The Operating System vision provided by GNU is of a coherent system of tools which work well and work well together, that's a clear demarcation and should be taken starkly as a way-point when we trouble to imagine contributing important new functionality to the libre/free-software ecosystem, as admittedly not all our things do.
Tell Me Again, But Make It Sound Fun
Tesler's Law drives us to consider our designs in terms of the appropriate complexity to expose to users, as well perhaps as how to compose for other maintainer and the curious, stating:
Every application has an inherent amount of irreducible complexity. The only question is: Who will have to deal with it — the user, the application developer, or the platform developer? The Law of Conservation of Complexity
Now we're down to one question: whom shall "deal with it". Fun, for sure.
I've Been Seeing This Other Problem-Space
It's not what you think. Well. It could be what you think.
Sometimes we have a pretty clear instinct about what will inevitability drive complexity into our solution. For example, let's say we have in mind a transient based interface for video workflow automation. With this we might anticipate some difficulty avoiding e.g. having some approach expressing the different tool/packages/configurations and media formats "in the wild".
This nicely illustrates Tesler's Law: we have some liberty to chose the freedoms we will offer the user, to close-off difficult to support usages in the name of maintainability, and to provide User/ Application Programming/Customize Interfaces, and thus pass the buck along, hopefully, with remarks and examples if no other "value-add".
Bring Flowers
If you are going to drop in, unannounced, unasked, with complexity someone may trouble themselves to learn, it is more than reasonable to spend some time struggling with and socializing your notions of- let's call it flexibility, as "simplification" seems presumptuous.

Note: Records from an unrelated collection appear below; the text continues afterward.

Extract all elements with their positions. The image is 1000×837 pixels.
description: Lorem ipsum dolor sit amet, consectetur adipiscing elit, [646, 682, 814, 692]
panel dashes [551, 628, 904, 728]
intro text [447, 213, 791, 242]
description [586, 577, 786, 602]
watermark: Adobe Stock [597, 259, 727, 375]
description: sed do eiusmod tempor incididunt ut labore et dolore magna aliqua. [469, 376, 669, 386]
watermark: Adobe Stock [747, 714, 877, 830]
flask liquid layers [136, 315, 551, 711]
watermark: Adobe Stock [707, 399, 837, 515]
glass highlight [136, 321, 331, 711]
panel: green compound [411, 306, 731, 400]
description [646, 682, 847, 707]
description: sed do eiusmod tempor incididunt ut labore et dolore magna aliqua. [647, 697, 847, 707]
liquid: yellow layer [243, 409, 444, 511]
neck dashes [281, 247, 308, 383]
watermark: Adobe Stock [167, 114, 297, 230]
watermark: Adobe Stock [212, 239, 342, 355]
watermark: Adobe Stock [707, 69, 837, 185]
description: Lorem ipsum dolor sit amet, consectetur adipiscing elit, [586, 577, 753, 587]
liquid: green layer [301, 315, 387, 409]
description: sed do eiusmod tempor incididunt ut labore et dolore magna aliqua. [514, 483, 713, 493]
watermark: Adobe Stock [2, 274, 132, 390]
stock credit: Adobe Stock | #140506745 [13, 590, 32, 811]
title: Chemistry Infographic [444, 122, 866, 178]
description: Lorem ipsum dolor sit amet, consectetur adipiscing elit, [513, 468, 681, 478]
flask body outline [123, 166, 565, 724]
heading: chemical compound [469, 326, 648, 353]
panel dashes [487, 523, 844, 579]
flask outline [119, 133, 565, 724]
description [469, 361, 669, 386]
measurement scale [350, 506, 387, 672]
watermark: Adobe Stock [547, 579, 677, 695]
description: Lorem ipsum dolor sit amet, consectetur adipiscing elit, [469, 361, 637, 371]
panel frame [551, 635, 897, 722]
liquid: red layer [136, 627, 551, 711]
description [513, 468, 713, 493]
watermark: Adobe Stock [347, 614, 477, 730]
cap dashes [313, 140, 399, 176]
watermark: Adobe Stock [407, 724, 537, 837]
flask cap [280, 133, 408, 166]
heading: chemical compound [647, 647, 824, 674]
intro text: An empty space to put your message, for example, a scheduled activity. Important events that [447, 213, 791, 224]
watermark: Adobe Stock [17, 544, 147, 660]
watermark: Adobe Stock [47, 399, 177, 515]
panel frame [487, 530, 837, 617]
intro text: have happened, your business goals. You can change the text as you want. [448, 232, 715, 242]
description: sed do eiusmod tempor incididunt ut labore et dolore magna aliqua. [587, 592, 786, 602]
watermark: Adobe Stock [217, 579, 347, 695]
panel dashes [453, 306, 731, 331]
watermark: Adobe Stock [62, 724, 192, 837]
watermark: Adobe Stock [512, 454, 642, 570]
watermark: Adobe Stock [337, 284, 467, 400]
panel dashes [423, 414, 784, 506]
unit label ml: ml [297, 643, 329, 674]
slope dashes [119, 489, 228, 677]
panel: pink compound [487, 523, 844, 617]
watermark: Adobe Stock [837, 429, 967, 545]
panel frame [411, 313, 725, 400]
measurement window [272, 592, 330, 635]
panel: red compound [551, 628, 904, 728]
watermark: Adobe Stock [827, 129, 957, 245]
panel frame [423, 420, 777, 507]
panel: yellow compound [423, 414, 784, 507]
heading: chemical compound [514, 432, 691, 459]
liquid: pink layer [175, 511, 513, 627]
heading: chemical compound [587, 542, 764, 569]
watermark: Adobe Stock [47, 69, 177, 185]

This could mean proposing a new format or semantic or an "intrusive" patch to existing one, or who knows. The goal will be to make a long term contract with your users about what they will need to remember about your program to install, configure, and (re)learn to use it. And too with any who may cooperate with (or subsume!) your own development, and must rationalize your decisions.
Dress for Dancing
Returning to the "goal posts" as outlined for the GNU Operating System, we can see that our mandate is to think comprehensively about our program's role among others. Seasoning our "inevitable" complexities as may compassionately conserve stresses among our users (much less respectfully distributing the burden of inventing, learning, and adopting new practice among application, platform, and ecosystem collaborators) will be a meaningful chore.